A Orbia, plataforma que reúne marketplace de insumos, programa de fidelidade e trading de produtos do agro, vai iniciar operações no setor de café, além de expandir seus negócios, hoje concentrados no Brasil, para outros três países da América Latina. Nas commodities, o foco atual são a soja e o milho. “Estamos com aproximadamente R$ 750 milhões em transações e a meta é finalizar esse ano por volta de R$ 1,5 bilhão”, afirma Ivan Moreno, CEO da empresa.
Em entrevista exclusiva à Forbes, ele contou os detalhes dessas duas operações em andamento, que devem alavancar os negócios definitivamente para a casa do bilhão, e também falou do futuro do marketplace, um setor que tem crescido na pandemia e o agro não está fora desse salto. No ano passado, de acordo com a consultoria italiana Finaria.it, o mercado global online, utilizado por 3,4 bilhões de compradores (9,5% acima de 2019), movimentou US$ 2,4 trilhões, com previsão de US$ 3,4 trilhões em 2025.
A Orbia nasceu como um programa de fidelidade da multinacional Bayer no Brasil, em 2012, utilizando a tecnologia da Bravium, empresa de e-commerce e programas de fidelização. Em 2019 foi criada uma joint venture entre as duas empresas, estendendo a plataforma dos serviços para além dos clientes da Bayer e ampliando a área de atuação. Hoje, na coalizão há 10 parceiros na plataforma, entre elas a farmacêutica veterinária Boehringer Ingelheim; a Agrifirm e a Compass, ambas da área de nutrição animal; a Mosaic, do setor de fertilizantes, os cartões de crédito do Sicredi e até empresas de fora do agro, como a Fast Shop e a Movida. “O que nos determina como um programa de coalizão setorial é a base de clientes, porque hoje estamos com cerca de 183 mil produtores cadastrados na plataforma. Isso, em área plantada, representa cerca de 70% da área cultivada do país”, afirma Moreno.

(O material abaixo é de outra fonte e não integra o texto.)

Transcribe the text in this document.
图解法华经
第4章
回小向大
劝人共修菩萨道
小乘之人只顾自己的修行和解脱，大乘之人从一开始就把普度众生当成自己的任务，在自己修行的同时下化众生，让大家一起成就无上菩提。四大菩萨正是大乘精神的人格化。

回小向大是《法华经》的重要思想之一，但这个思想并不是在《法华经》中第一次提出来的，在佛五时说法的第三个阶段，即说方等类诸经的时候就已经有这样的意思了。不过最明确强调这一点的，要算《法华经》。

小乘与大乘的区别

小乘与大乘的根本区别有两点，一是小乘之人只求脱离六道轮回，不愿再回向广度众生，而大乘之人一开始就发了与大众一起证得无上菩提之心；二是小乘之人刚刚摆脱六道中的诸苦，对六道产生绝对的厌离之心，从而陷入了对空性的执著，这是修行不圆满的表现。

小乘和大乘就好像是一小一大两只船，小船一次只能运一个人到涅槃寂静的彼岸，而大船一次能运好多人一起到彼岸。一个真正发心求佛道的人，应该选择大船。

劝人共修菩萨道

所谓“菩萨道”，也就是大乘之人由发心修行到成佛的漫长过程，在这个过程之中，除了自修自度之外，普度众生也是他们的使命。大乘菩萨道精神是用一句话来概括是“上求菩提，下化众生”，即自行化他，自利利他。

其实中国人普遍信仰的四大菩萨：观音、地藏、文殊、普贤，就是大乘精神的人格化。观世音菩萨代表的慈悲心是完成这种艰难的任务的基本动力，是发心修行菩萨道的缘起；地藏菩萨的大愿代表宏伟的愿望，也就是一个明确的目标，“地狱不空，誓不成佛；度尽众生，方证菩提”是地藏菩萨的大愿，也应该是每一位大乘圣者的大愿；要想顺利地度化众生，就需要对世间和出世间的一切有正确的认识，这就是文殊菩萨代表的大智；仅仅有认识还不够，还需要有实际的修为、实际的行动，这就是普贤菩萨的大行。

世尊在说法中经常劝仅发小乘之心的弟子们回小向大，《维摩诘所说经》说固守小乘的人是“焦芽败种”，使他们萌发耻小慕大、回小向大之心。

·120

A primeira parte da expansão, no caso o serviço de trading para a cafeicultura, está prevista para entrar em atividade entre setembro e outubro. A plataforma está sendo montada em parceria com a multinacional Eisa Interagrícola, uma subsidiária do grupo suíço Ecom, que teve sua origem na Espanha. Atua em 40 países, sendo uma das maiores tradings do mundo em café e algodão. Está no Brasil desde 1935, no mercado do algodão, e desde 1959 no café, nos estados de Minas Gerais, Bahia, Espírito Santo, Goiás, Rondônia e Mato Grosso do Sul. Além da soja e do milho, mais a estreia do café, a meta da Orbia até 2022 é entrar nos mercados de algodão, feijão e cereais de inverno, entre eles o trigo. Moreno não confirmou se as tratativas para o algodão também vêm sendo feitas com a Eisa.
Um exemplo da relação da Orbia com os produtores, tendo na negociação parcerias fechadas com grandes empresas, é o caso da multinacional Bunge para a compra de commodities – lembrando que elas também podem ser compradas por cooperativas e distribuidores de insumos. No caso da Bunge, a parceria ocorre desde novembro do ano passado, com cerca de 2 milhões de sacas de soja já comercializadas. “Do ponto de vista do produtor rural, a gente consegue ficar junto com ele durante todo o período de safra de maneira digital. O produtor pode comprar insumo na plataforma, acumular pontos no programa de fidelidade, trocar por serviços durante a safra e, quando estiver com a lavoura estabelecida, pode comercializar a safra”, diz Moreno. “A plataforma, de fato, é o fio condutor que conecta todas essas partes, porque no fim do dia o que fazemos é colocar estes atores do agronegócio num único ambiente, possibilitando transações entre eles.”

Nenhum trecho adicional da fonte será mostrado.